In order to improve work efficiency and save human and material resources, robots are widely used in pipeline inspection tasks. In this study, a new spatial two-degree-of-freedom supporting chain was designed based on the need for pipeline inspection robots to avoid obstacles and adapt to different pipe diameters, and the kinematic model of the midpoint of the supporting chain end was established. By co-controlling the three supporting chains, the mechanical structure of the pipeline inspection robot can be reconstructed, thereby achieving the function of adapting to pipes with different inner diameters and passing through pipes with obstacles. At the same time, this study established a trajectory model for the pipeline robot's bending and turning, and determined the motion law for the pipeline robot's bending and turning. Finally, the obstacle avoidance method of the pipeline inspection robot was studied, and the obstacle avoidance ability of the robot was analyzed.
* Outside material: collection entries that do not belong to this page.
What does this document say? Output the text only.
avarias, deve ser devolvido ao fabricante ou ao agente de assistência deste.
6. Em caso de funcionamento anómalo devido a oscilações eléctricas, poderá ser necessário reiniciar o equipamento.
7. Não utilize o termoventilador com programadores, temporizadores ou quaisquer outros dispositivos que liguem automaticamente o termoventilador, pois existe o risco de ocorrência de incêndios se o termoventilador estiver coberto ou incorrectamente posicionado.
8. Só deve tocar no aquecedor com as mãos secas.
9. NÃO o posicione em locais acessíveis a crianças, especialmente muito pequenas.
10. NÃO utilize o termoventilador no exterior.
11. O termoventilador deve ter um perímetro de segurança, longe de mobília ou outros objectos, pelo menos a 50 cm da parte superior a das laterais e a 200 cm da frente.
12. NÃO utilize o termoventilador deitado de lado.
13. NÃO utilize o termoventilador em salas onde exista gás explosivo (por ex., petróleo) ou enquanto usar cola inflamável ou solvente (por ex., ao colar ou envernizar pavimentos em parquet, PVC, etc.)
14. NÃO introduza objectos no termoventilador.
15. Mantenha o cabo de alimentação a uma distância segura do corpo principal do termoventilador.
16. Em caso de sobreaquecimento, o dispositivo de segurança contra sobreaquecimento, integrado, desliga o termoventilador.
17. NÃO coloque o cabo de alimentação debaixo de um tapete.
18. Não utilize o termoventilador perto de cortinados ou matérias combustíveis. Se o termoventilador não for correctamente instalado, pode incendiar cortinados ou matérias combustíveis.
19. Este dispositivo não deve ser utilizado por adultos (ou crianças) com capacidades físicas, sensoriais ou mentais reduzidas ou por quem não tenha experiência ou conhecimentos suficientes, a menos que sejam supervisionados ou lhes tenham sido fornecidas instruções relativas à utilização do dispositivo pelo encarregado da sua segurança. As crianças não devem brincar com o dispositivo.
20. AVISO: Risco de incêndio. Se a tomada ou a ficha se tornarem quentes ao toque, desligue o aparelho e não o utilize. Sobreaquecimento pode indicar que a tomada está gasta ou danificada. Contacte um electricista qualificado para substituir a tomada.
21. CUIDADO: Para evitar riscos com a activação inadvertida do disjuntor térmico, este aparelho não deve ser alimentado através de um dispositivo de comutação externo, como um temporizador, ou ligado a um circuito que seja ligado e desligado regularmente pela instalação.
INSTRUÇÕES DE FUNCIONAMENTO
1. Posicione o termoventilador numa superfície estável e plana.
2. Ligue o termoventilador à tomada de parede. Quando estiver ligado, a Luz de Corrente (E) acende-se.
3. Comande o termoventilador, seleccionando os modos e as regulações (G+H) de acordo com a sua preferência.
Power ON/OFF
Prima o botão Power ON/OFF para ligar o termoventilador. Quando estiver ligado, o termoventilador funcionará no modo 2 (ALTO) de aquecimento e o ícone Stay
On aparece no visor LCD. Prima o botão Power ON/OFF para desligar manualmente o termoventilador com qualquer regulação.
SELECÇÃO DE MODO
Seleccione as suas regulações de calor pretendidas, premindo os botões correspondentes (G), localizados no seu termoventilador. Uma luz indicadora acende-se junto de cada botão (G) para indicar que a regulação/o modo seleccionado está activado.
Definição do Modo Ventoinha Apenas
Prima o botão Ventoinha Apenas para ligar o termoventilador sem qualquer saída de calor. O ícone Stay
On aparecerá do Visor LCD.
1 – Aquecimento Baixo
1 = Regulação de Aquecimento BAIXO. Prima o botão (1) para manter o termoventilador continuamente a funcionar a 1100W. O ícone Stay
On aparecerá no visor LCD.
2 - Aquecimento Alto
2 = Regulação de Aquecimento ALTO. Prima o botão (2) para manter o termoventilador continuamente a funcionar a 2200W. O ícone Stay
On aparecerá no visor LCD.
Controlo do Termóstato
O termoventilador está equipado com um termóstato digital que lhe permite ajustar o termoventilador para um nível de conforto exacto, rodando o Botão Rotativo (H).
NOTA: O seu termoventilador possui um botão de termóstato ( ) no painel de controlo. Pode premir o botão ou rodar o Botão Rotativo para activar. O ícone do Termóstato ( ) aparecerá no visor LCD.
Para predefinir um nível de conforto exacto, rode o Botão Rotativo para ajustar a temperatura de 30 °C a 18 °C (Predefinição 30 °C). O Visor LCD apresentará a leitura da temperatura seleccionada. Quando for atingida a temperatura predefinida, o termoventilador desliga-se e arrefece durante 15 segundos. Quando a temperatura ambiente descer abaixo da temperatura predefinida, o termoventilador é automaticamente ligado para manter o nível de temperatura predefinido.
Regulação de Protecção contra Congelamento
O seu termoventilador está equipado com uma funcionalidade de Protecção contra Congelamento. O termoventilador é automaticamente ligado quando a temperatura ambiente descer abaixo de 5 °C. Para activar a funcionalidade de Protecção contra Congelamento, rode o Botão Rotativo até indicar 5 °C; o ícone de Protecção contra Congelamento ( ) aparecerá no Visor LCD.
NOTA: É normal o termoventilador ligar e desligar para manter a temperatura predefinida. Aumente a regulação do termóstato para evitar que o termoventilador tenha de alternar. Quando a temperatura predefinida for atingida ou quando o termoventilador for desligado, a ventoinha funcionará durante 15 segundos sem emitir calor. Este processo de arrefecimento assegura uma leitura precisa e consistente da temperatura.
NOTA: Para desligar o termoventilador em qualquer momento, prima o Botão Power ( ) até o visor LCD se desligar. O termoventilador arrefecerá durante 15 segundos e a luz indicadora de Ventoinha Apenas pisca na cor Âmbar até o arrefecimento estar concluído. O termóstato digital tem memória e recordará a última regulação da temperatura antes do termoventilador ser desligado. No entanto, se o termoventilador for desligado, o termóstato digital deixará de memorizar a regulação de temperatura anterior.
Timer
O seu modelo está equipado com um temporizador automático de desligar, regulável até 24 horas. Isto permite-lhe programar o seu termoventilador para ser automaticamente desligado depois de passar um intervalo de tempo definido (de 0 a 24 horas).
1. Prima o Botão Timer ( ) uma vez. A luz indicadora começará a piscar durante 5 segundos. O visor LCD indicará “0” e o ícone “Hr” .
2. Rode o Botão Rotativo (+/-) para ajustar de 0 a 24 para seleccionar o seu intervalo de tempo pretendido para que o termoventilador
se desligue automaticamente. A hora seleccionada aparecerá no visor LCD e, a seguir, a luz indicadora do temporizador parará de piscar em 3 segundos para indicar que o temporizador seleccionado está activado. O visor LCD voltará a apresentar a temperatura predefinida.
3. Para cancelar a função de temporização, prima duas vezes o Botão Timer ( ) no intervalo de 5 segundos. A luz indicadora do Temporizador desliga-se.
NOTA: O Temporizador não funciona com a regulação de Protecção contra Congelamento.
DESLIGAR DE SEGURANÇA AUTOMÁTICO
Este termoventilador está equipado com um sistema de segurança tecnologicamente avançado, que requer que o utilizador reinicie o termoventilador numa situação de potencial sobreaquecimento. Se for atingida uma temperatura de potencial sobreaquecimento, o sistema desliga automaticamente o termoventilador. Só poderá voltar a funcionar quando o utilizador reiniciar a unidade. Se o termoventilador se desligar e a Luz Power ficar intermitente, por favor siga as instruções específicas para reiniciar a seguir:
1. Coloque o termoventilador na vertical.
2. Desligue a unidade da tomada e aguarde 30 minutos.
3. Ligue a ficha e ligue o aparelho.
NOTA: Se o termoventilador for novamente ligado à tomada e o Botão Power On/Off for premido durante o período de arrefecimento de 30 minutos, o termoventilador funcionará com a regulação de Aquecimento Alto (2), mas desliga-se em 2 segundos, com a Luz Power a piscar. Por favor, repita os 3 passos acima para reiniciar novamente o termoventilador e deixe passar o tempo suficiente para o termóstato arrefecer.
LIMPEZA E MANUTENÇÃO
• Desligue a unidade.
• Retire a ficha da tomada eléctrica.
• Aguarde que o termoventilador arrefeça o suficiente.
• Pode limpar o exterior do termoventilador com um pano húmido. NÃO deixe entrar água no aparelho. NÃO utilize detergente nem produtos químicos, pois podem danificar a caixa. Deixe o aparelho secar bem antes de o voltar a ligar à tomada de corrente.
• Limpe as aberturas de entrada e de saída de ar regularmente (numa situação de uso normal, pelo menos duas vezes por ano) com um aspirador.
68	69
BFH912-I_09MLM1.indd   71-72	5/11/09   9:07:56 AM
The obstacle avoidance motion was simulated by ADAMS software, and two obstacle avoidance methods were compared based on the simulation results. The simulation results show that both obstacle avoidance methods can achieve the function of obstacle avoidance, but the stability of the robot is slightly different during the obstacle avoidance process. A pipeline inspection robot prototype was prepared using 3D printing technology in this study, and the bending and turning function, obstacle avoidance ability, and climbing ability in vertical pipes of the prototype were experimentally verified. The experimental results show that the robot has obstacle avoidance function, can successfully pass-through bent pipes, and can climb vertical pipes.